The resolution now before us would commit the Board to scheduling public hearings in early to mid-January. Yet the actual transition materials—the draft plan, agreements, legal analysis, and cost considerations—are not scheduled for initial review until January 6, and even then are described as being “for discussion purposes only.” In other words, we would be approving public hearings before the Board has reviewed the very documents those hearings are supposed to be about.
That sequence is backwards. A responsible and logical process is straightforward: first, the Board reviews a draft transition strategy, a legal risk analysis, and an independent cost-benefit assessment. Second, the Board determines whether conversion is a prudent option worth pursuing. Third, if—and only if—we decide to proceed, we invite public input on specific, tangible proposals. This resolution skips directly to step three.

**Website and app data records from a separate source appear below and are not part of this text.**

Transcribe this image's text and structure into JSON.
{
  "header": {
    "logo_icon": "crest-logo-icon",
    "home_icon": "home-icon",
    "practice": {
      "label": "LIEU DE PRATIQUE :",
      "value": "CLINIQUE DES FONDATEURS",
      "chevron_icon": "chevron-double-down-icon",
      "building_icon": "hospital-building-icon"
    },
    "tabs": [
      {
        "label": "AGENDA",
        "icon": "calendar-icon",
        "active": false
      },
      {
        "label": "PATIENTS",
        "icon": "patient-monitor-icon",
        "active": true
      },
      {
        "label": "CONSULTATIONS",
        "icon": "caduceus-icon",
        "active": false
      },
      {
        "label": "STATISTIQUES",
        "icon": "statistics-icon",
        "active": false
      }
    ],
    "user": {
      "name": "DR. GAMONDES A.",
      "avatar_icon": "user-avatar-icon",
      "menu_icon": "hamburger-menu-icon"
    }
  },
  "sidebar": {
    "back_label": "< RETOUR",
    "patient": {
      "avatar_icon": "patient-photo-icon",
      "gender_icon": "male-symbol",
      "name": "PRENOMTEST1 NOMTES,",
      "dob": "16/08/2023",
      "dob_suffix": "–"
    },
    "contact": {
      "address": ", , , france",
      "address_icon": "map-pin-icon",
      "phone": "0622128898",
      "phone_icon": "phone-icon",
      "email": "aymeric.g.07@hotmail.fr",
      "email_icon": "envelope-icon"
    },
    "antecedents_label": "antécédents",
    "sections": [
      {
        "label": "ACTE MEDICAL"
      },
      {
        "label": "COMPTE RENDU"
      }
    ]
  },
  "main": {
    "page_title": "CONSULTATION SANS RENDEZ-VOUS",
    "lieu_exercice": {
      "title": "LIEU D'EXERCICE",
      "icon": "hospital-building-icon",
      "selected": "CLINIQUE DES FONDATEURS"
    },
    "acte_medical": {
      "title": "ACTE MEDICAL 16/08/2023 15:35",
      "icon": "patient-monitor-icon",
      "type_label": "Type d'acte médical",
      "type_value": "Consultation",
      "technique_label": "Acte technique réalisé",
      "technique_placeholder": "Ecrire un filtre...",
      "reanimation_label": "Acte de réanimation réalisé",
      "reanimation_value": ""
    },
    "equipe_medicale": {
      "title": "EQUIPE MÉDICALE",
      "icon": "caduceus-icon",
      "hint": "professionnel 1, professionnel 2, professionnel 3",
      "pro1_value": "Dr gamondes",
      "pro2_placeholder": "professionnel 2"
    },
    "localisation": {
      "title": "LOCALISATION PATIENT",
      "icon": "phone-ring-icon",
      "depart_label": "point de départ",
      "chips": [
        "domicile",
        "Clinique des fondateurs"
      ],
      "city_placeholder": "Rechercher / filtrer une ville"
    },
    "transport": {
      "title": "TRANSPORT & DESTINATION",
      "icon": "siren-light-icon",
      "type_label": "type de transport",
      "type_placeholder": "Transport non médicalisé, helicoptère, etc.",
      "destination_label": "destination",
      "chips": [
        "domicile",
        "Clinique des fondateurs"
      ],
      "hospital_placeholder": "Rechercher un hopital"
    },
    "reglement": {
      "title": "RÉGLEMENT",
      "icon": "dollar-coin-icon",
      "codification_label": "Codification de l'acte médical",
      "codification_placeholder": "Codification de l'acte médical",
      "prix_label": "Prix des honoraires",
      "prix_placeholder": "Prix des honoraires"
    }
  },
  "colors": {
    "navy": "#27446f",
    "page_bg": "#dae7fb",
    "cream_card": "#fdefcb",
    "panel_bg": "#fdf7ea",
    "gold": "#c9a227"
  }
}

The justification offered for moving this quickly is that scheduling hearings now provides more notice and that the Board can always cancel them later. But scheduling hearings now implicitly treats conversion as the assumed path forward, despite the fact that no legal risk analysis has been shared, no independent cost-benefit review has been presented, and no evidence has been offered that conversion would improve outcomes.
If the Board simply waits a few weeks, we lose nothing of substance. Hearings could still be scheduled for late January or early February with ample public notice. There is no urgency here that justifies acting now. Waiting reduces risk; acting now increases it.
This is also not a new or unexamined question. This Board previously reviewed CMH conversion, most comprehensively in 2016, and found no clear advantage to transitioning to an authority while identifying real downsides, including higher costs and potential service disruption. That history matters. It shows this is neither an emergency nor a novel discovery, and it reinforces why the burden of proof should be higher—not lower—before accelerating the process.
I strongly support public input. Public hearings are essential. What I do not support is advancing this process before the Board has the information it already requested and before it has determined whether conversion is even a prudent path worth considering. Public engagement works best when the Board has first done its homework. Approving hearings before draft agreements, legal analysis, or an independent assessment exist does not enhance transparency—it obscures it. Otherwise, the Board risks failing its most basic fiduciary and governance responsibilities to protect vulnerable residents, support dedicated employees, and safeguard taxpayer dollars.